Automakers could set up the mainstream use of electric turbos image

The ever more stringent emission limits and the need to constantly improve fuel consumption has put a huge pressure on automakers. And their main cause of concern is with traditional engines – no the high tech hybrid or electrics.

Going towards alternative powered vehicles is the right call, whether hybrids, electrics or other unconventional means, like natural gas, but the bulk of the sales are made by the traditional gasoline and diesel powered cars.

And, because downsizing has entered mainstream, we all know the one part that makes it possible – without the loss of performance, is the turbo – in the form of turbochargers or superchargers. Because both carry their own design flaws, there’s a new age coming our way – the electric blower.

“I can confirm we are working on the development of the e-boost definitely,” Ulrich Weiss, Audi’s diesel engine boss, told Australia’s Drive magazine.

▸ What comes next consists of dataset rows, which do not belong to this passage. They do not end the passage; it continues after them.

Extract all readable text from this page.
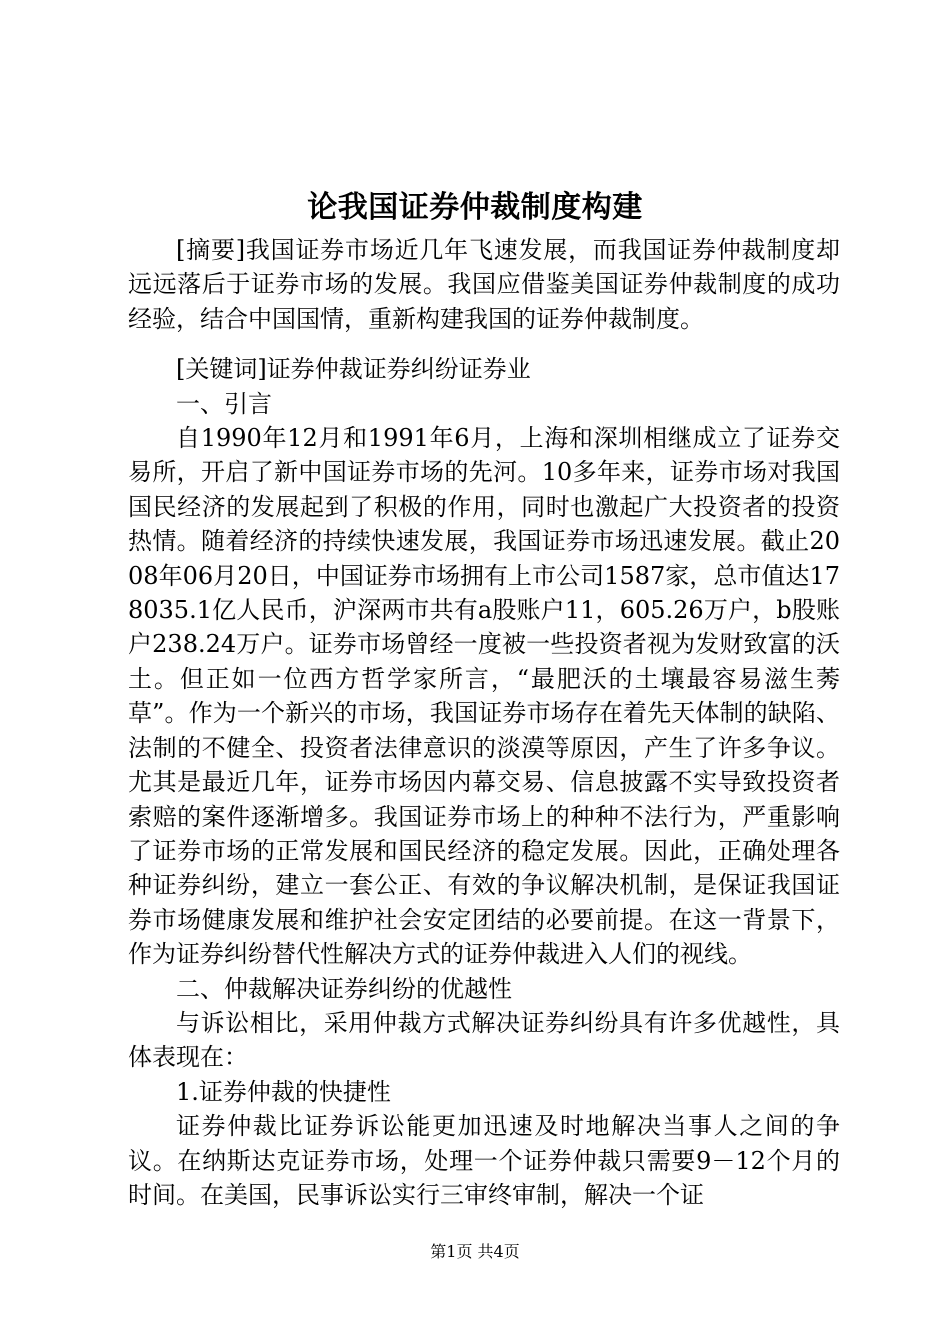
论我国证券仲裁制度构建

[摘要]我国证券市场近几年飞速发展，而我国证券仲裁制度却远远落后于证券市场的发展。我国应借鉴美国证券仲裁制度的成功经验，结合中国国情，重新构建我国的证券仲裁制度。

[关键词]证券仲裁证券纠纷证券业

一、引言

自1990年12月和1991年6月，上海和深圳相继成立了证券交易所，开启了新中国证券市场的先河。10多年来，证券市场对我国国民经济的发展起到了积极的作用，同时也激起广大投资者的投资热情。随着经济的持续快速发展，我国证券市场迅速发展。截止2008年06月20日，中国证券市场拥有上市公司1587家，总市值达178035.1亿人民币，沪深两市共有a股账户11，605.26万户，b股账户238.24万户。证券市场曾经一度被一些投资者视为发财致富的沃土。但正如一位西方哲学家所言，“最肥沃的土壤最容易滋生莠草”。作为一个新兴的市场，我国证券市场存在着先天体制的缺陷、法制的不健全、投资者法律意识的淡漠等原因，产生了许多争议。尤其是最近几年，证券市场因内幕交易、信息披露不实导致投资者索赔的案件逐渐增多。我国证券市场上的种种不法行为，严重影响了证券市场的正常发展和国民经济的稳定发展。因此，正确处理各种证券纠纷，建立一套公正、有效的争议解决机制，是保证我国证券市场健康发展和维护社会安定团结的必要前提。在这一背景下，作为证券纠纷替代性解决方式的证券仲裁进入人们的视线。

二、仲裁解决证券纠纷的优越性

与诉讼相比，采用仲裁方式解决证券纠纷具有许多优越性，具体表现在：

1.证券仲裁的快捷性

证券仲裁比证券诉讼能更加迅速及时地解决当事人之间的争议。在纳斯达克证券市场，处理一个证券仲裁只需要9－12个月的时间。在美国，民事诉讼实行三审终审制，解决一个证

第1页 共4页
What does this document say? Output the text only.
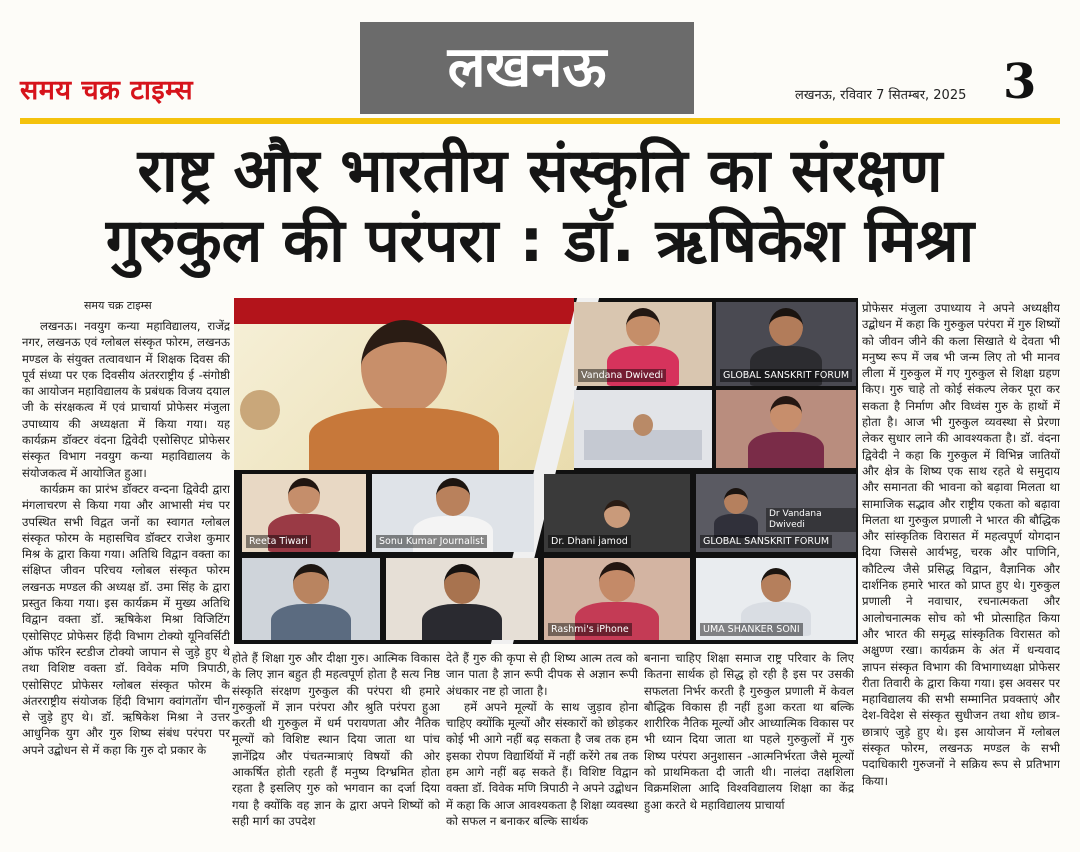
समय चक्र टाइम्स	लखनऊ	लखनऊ, रविवार 7 सितम्बर, 2025 3
राष्ट्र और भारतीय संस्कृति का संरक्षण
गुरुकुल की परंपरा : डॉ. ऋषिकेश मिश्रा
समय चक्र टाइम्स

लखनऊ। नवयुग कन्या महाविद्यालय, राजेंद्र नगर, लखनऊ एवं ग्लोबल संस्कृत फोरम, लखनऊ मण्डल के संयुक्त तत्वावधान में शिक्षक दिवस की पूर्व संध्या पर एक दिवसीय अंतरराष्ट्रीय ई -संगोष्ठी का आयोजन महाविद्यालय के प्रबंधक विजय दयाल जी के संरक्षकत्व में एवं प्राचार्या प्रोफेसर मंजुला उपाध्याय की अध्यक्षता में किया गया। यह कार्यक्रम डॉक्टर वंदना द्विवेदी एसोसिएट प्रोफेसर संस्कृत विभाग नवयुग कन्या महाविद्यालय के संयोजकत्व में आयोजित हुआ।

कार्यक्रम का प्रारंभ डॉक्टर वन्दना द्विवेदी द्वारा मंगलाचरण से किया गया और आभासी मंच पर उपस्थित सभी विद्वत जनों का स्वागत ग्लोबल संस्कृत फोरम के महासचिव डॉक्टर राजेश कुमार मिश्र के द्वारा किया गया। अतिथि विद्वान वक्ता का संक्षिप्त जीवन परिचय ग्लोबल संस्कृत फोरम लखनऊ मण्डल की अध्यक्ष डॉ. उमा सिंह के द्वारा प्रस्तुत किया गया। इस कार्यक्रम में मुख्य अतिथि विद्वान वक्ता डॉ. ऋषिकेश मिश्रा विजिटिंग एसोसिएट प्रोफेसर हिंदी विभाग टोक्यो यूनिवर्सिटी ऑफ फॉरेन स्टडीज टोक्यो जापान से जुड़े हुए थे तथा विशिष्ट वक्ता डॉ. विवेक मणि त्रिपाठी, एसोसिएट प्रोफेसर ग्लोबल संस्कृत फोरम के अंतरराष्ट्रीय संयोजक हिंदी विभाग क्वांगतोंग चीन से जुड़े हुए थे। डॉ. ऋषिकेश मिश्रा ने उत्तर आधुनिक युग और गुरु शिष्य संबंध परंपरा पर अपने उद्बोधन से में कहा कि गुरु दो प्रकार के

Vandana Dwivedi	GLOBAL SANSKRIT FORUM
Reeta Tiwari	Sonu Kumar Journalist	Dr. Dhani jamod
Dr Vandana Dwivedi
GLOBAL SANSKRIT FORUM
Rashmi's iPhone	UMA SHANKER SONI

होते हैं शिक्षा गुरु और दीक्षा गुरु। आत्मिक विकास के लिए ज्ञान बहुत ही महत्वपूर्ण होता है सत्य निष्ठ संस्कृति संरक्षण गुरुकुल की परंपरा थी हमारे गुरुकुलों में ज्ञान परंपरा और श्रुति परंपरा हुआ करती थी गुरुकुल में धर्म परायणता और नैतिक मूल्यों को विशिष्ट स्थान दिया जाता था पांच ज्ञानेंद्रिय और पंचतन्मात्राएं विषयों की ओर आकर्षित होती रहती हैं मनुष्य दिग्भ्रमित होता रहता है इसलिए गुरु को भगवान का दर्जा दिया गया है क्योंकि वह ज्ञान के द्वारा अपने शिष्यों को सही मार्ग का उपदेश

देते हैं गुरु की कृपा से ही शिष्य आत्म तत्व को जान पाता है ज्ञान रूपी दीपक से अज्ञान रूपी अंधकार नष्ट हो जाता है।

हमें अपने मूल्यों के साथ जुड़ाव होना चाहिए क्योंकि मूल्यों और संस्कारों को छोड़कर कोई भी आगे नहीं बढ़ सकता है जब तक हम इसका रोपण विद्यार्थियों में नहीं करेंगे तब तक हम आगे नहीं बढ़ सकते हैं। विशिष्ट विद्वान वक्ता डॉ. विवेक मणि त्रिपाठी ने अपने उद्बोधन में कहा कि आज आवश्यकता है शिक्षा व्यवस्था को सफल न बनाकर बल्कि सार्थक

बनाना चाहिए शिक्षा समाज राष्ट्र परिवार के लिए कितना सार्थक हो सिद्ध हो रही है इस पर उसकी सफलता निर्भर करती है गुरुकुल प्रणाली में केवल बौद्धिक विकास ही नहीं हुआ करता था बल्कि शारीरिक नैतिक मूल्यों और आध्यात्मिक विकास पर भी ध्यान दिया जाता था पहले गुरुकुलों में गुरु शिष्य परंपरा अनुशासन -आत्मनिर्भरता जैसे मूल्यों को प्राथमिकता दी जाती थी। नालंदा तक्षशिला विक्रमशिला आदि विश्वविद्यालय शिक्षा का केंद्र हुआ करते थे महाविद्यालय प्राचार्या

प्रोफेसर मंजुला उपाध्याय ने अपने अध्यक्षीय उद्बोधन में कहा कि गुरुकुल परंपरा में गुरु शिष्यों को जीवन जीने की कला सिखाते थे देवता भी मनुष्य रूप में जब भी जन्म लिए तो भी मानव लीला में गुरुकुल में गए गुरुकुल से शिक्षा ग्रहण किए। गुरु चाहे तो कोई संकल्प लेकर पूरा कर सकता है निर्माण और विध्वंस गुरु के हाथों में होता है। आज भी गुरुकुल व्यवस्था से प्रेरणा लेकर सुधार लाने की आवश्यकता है। डॉ. वंदना द्विवेदी ने कहा कि गुरुकुल में विभिन्न जातियों और क्षेत्र के शिष्य एक साथ रहते थे समुदाय और समानता की भावना को बढ़ावा मिलता था सामाजिक सद्भाव और राष्ट्रीय एकता को बढ़ावा मिलता था गुरुकुल प्रणाली ने भारत की बौद्धिक और सांस्कृतिक विरासत में महत्वपूर्ण योगदान दिया जिससे आर्यभट्ट, चरक और पाणिनि, कौटिल्य जैसे प्रसिद्ध विद्वान, वैज्ञानिक और दार्शनिक हमारे भारत को प्राप्त हुए थे। गुरुकुल प्रणाली ने नवाचार, रचनात्मकता और आलोचनात्मक सोच को भी प्रोत्साहित किया और भारत की समृद्ध सांस्कृतिक विरासत को अक्षुण्ण रखा। कार्यक्रम के अंत में धन्यवाद ज्ञापन संस्कृत विभाग की विभागाध्यक्षा प्रोफेसर रीता तिवारी के द्वारा किया गया। इस अवसर पर महाविद्यालय की सभी सम्मानित प्रवक्ताएं और देश-विदेश से संस्कृत सुधीजन तथा शोध छात्र-छात्राएं जुड़े हुए थे। इस आयोजन में ग्लोबल संस्कृत फोरम, लखनऊ मण्डल के सभी पदाधिकारी गुरुजनों ने सक्रिय रूप से प्रतिभाग किया।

Audi, which used the technology in the R18 race car that recently won the 24 Hours of Le Mans looks to spearhead the trend, but next to it, French parts supplier Valeo also disclosed it has a “major” contract to supply the technology to a European automaker, with the first model coming in 2016.

The electrical supercharger is better than both conventional turbo or supercharging because it lack the main two setbacks – the lag in the first case and the fact it wastes power while idle for the latter. The electric turbo gives – just like any electric motor – all of its torque from 0 rpm and when not in use it can be switched off.